ECLI:NL:CRVB:2009:BH0975
Centrale Raad van Beroep
- Hoger beroep
- Rechtspraak.nl
Verlaging van bijstand wegens niet-naleving sollicitatieverplichtingen
In deze zaak gaat het om een hoger beroep van appellant tegen de uitspraak van de rechtbank Breda, waarin de verlaging van zijn bijstandsuitkering door het College van burgemeester en wethouders van de gemeente Etten-Leur werd bevestigd. De Centrale Raad van Beroep deed uitspraak op 6 januari 2009. Appellant en zijn echtgenote ontvingen bijstand op basis van de Wet werk en bijstand (WWB) en waren verplicht om zich in te schrijven als werkzoekenden bij het Centrum voor Werk en Inkomen (CWI). Echter, uit een gesprek op 9 december 2005 bleek dat zij niet ingeschreven stonden en dat appellant niet naar vermogen had geprobeerd werk te verkrijgen. Hierop besloot het College om de bijstand met 20% te verlagen voor de duur van één maand, wat appellant aanvecht.

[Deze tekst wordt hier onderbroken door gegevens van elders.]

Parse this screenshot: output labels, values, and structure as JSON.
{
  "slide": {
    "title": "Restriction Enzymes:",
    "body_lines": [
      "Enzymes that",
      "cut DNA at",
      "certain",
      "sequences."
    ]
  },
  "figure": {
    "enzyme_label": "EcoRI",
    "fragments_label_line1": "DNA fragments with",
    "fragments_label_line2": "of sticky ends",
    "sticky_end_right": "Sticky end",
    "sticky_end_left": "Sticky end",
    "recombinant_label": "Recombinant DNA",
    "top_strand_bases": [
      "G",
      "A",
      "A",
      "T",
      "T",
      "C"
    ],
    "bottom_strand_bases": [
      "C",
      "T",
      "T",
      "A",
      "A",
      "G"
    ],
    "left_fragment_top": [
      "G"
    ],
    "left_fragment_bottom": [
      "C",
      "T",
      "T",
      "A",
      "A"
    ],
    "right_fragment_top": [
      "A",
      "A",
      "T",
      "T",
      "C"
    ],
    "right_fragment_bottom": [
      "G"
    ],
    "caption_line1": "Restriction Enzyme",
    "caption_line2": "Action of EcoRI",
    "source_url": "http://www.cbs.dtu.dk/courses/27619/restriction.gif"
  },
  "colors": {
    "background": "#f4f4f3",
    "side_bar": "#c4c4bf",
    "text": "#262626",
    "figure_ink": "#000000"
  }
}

De rechtbank verklaarde het beroep van appellant ongegrond, en het College handhaafde de verlaging van de bijstand. In hoger beroep voerde appellant aan dat hij wel degelijk aan zijn sollicitatieverplichtingen had voldaan, maar hij kon geen bewijs overleggen van sollicitaties in de relevante periode. De Raad oordeelde dat de verplichting tot inschrijving bij het CWI niet slechts een eenmalige inschrijving inhoudt, maar een voortdurende verplichting zolang de bijstand voortduurt. De Raad bevestigde de uitspraak van de rechtbank en oordeelde dat het College terecht de maatregel had opgelegd, omdat appellant niet had aangetoond dat hij aan zijn verplichtingen voldeed.
De uitspraak benadrukt het belang van naleving van de sollicitatieverplichtingen voor bijstandsontvangers en de gevolgen van het niet voldoen aan deze verplichtingen. De Raad zag geen aanleiding voor een veroordeling in de proceskosten en bevestigde de eerdere uitspraak van de rechtbank.